Secondly, one of the principle members in Harrys year is Seamus Finnegan. He is clearly Irish. His first name does, in fact, translate to James (plot twists, anyone?).
Seamus is a proud young man half blooded, he states. He calls his mother Mam – a common maternal term for Irish children. He is perhaps a more complex character than his best friend Dean. We see this most notably in OotP, when Seamus refuses to believe Harry and Dumbledore but is eventually swayed.
The Kenmare Kestrals are his Quidditch team, and he patriotically keeps his green rosette on his bedside table for many months after the World Cup. The fact that he supports a Kenmare team may locate his family in County Kerry (Southern Ireland).
It is not yet clarified, but I think it may be safe to say that Hogwarts, like Durmstrang and Beauxbatons, caters for a regional area, and not for one nation. In this case, there are probably many other Irish students, but Seamus remains the prominent one.

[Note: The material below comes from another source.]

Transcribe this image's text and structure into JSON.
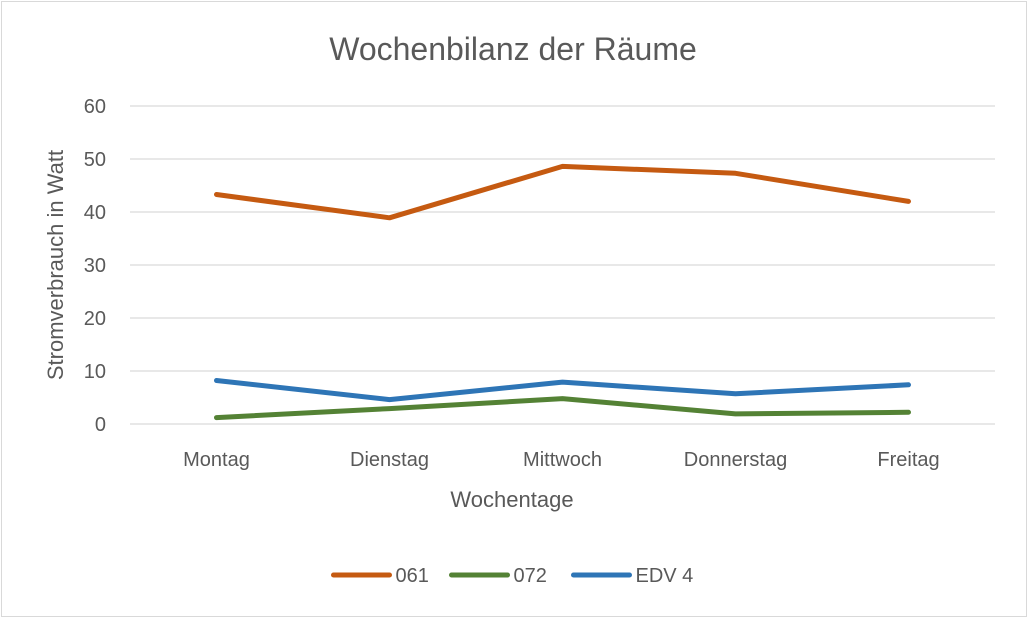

Scotland, as the location of Hogwarts, has many ties with Ireland, among them the closely related language. I have noticed that the word boggart bears an uncanny resemblance to the Irish word bagairt, meaning threat. As boggarts themselves are a creation of the victims fear, they are threats, and nothing more. A boggart cannot harm, only threaten.

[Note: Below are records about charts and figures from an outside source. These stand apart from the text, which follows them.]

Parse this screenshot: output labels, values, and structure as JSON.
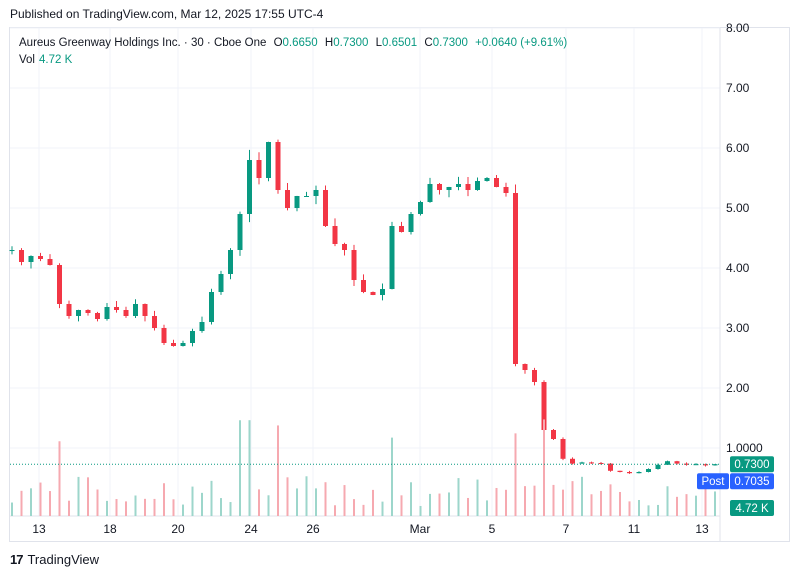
{
  "header": {
    "published": "Published on TradingView.com, Mar 12, 2025 17:55 UTC-4"
  },
  "legend": {
    "symbol": "Aureus Greenway Holdings Inc. · 30 · Cboe One",
    "o_label": "O",
    "o": "0.6650",
    "h_label": "H",
    "h": "0.7300",
    "l_label": "L",
    "l": "0.6501",
    "c_label": "C",
    "c": "0.7300",
    "change": "+0.0640 (+9.61%)",
    "vol_label": "Vol",
    "vol": "4.72 K"
  },
  "footer": {
    "brand": "TradingView",
    "mark": "17"
  },
  "colors": {
    "up": "#089981",
    "down": "#f23645",
    "post": "#2962ff",
    "grid": "#f0f3fa"
  },
  "chart_data": {
    "type": "candlestick",
    "y_ticks": [
      "8.00",
      "7.00",
      "6.00",
      "5.00",
      "4.00",
      "3.00",
      "2.00",
      "1.0000"
    ],
    "ylim": [
      0,
      8.3
    ],
    "x_ticks": [
      "13",
      "18",
      "20",
      "24",
      "26",
      "Mar",
      "5",
      "7",
      "11",
      "13"
    ],
    "last_price_label": "0.7300",
    "post_label": "Post",
    "post_price": "0.7035",
    "volume_label": "4.72 K",
    "price_path": [
      [
        0,
        4.3
      ],
      [
        1,
        4.1
      ],
      [
        2,
        4.2
      ],
      [
        3,
        4.15
      ],
      [
        4,
        4.05
      ],
      [
        5,
        3.4
      ],
      [
        6,
        3.2
      ],
      [
        7,
        3.3
      ],
      [
        8,
        3.25
      ],
      [
        9,
        3.15
      ],
      [
        10,
        3.35
      ],
      [
        11,
        3.3
      ],
      [
        12,
        3.2
      ],
      [
        13,
        3.4
      ],
      [
        14,
        3.2
      ],
      [
        15,
        3.0
      ],
      [
        16,
        2.75
      ],
      [
        17,
        2.7
      ],
      [
        18,
        2.75
      ],
      [
        19,
        2.95
      ],
      [
        20,
        3.1
      ],
      [
        21,
        3.6
      ],
      [
        22,
        3.9
      ],
      [
        23,
        4.3
      ],
      [
        24,
        4.9
      ],
      [
        25,
        5.8
      ],
      [
        26,
        5.5
      ],
      [
        27,
        6.1
      ],
      [
        28,
        5.3
      ],
      [
        29,
        5.0
      ],
      [
        30,
        5.2
      ],
      [
        31,
        5.2
      ],
      [
        32,
        5.3
      ],
      [
        33,
        4.7
      ],
      [
        34,
        4.4
      ],
      [
        35,
        4.3
      ],
      [
        36,
        3.8
      ],
      [
        37,
        3.6
      ],
      [
        38,
        3.55
      ],
      [
        39,
        3.65
      ],
      [
        40,
        4.7
      ],
      [
        41,
        4.6
      ],
      [
        42,
        4.9
      ],
      [
        43,
        5.1
      ],
      [
        44,
        5.4
      ],
      [
        45,
        5.3
      ],
      [
        46,
        5.35
      ],
      [
        47,
        5.4
      ],
      [
        48,
        5.3
      ],
      [
        49,
        5.45
      ],
      [
        50,
        5.5
      ],
      [
        51,
        5.35
      ],
      [
        52,
        5.25
      ],
      [
        53,
        2.4
      ],
      [
        54,
        2.3
      ],
      [
        55,
        2.1
      ],
      [
        56,
        1.3
      ],
      [
        57,
        1.15
      ],
      [
        58,
        0.82
      ],
      [
        59,
        0.74
      ],
      [
        60,
        0.76
      ],
      [
        61,
        0.75
      ],
      [
        62,
        0.74
      ],
      [
        63,
        0.62
      ],
      [
        64,
        0.6
      ],
      [
        65,
        0.58
      ],
      [
        66,
        0.6
      ],
      [
        67,
        0.65
      ],
      [
        68,
        0.72
      ],
      [
        69,
        0.78
      ],
      [
        70,
        0.74
      ],
      [
        71,
        0.72
      ],
      [
        72,
        0.73
      ],
      [
        73,
        0.71
      ],
      [
        74,
        0.73
      ]
    ]
  }
}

Apart from the Kenmare Kestrals, there is at least one other Irish team mentioned inQuidditch Through the Ages. This team is the Ballycastle Bats Northern Ireland. There are Irish creatures mentioned in Fantastic Beasts – the Augurey is also known as the Irish Phoenix.
Another Hiberno-magical phenomenon mentioned in the HP books is the banshee. Seamus boggart is a banshee. A banshee is a sort of phantom-woman, who appears outside a house and wails this is a sign that someone inside the house is very close to death (I dont know if its significant that Seamus approach was to rid her of her voice, thus preventing death). Professor Gilderoy Lockhart recalls in his books how he defeated the Bandon Banshee – Bandon being a town in Cork.

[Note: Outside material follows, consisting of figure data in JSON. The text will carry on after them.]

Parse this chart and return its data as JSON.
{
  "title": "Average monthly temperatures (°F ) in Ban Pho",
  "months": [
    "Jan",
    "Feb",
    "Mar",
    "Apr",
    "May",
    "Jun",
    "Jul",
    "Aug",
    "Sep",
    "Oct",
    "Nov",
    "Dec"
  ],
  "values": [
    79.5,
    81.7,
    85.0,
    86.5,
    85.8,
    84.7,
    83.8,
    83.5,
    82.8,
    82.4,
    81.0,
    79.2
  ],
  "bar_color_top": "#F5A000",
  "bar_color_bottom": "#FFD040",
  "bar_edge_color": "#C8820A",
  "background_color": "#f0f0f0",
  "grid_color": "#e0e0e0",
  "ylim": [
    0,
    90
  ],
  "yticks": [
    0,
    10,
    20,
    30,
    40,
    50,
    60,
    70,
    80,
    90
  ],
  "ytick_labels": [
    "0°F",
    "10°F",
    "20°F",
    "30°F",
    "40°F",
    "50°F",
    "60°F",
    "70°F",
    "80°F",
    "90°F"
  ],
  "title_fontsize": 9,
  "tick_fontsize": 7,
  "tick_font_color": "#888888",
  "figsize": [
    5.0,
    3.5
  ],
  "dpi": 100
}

A cultural point that is more an Irish thing than British is Halloween. Halloween isn’t really a huge thing in Britain – Guy Fawkes Day is bigger, and that’s five days after. It gets a quick mention in PS/SS, but other than Dumbledore’s fiery phoenix, it doesn’t get another mention. We all know about the huge number of events that have taken place on Halloweens over the years in the HP world ranging from that famous night to the weekend the DA was formed.
As Ireland was the last place in Europe for Celtic customs to linger, Halloween, or the night before the Samhain festival (which was one of the feasts conducted by the druids), was not squashed by Roman invasion. As is the nature of Halloween, it is only obvious that a school for witchcraft and wizardry should celebrate it!
A great number of Irish actors have successfully portrayed the HP characters on the big screen. Both actors that have played Albus Dumbledore are Irish the late Richard Harris and the currently cast Michael Gambon. Devon Murray of course plays Seamus, and Brendan Gleeson will be seen as Mad-Eye Moody in the upcoming GoF film.
So reader, have a great 17th March, be you Irish or not!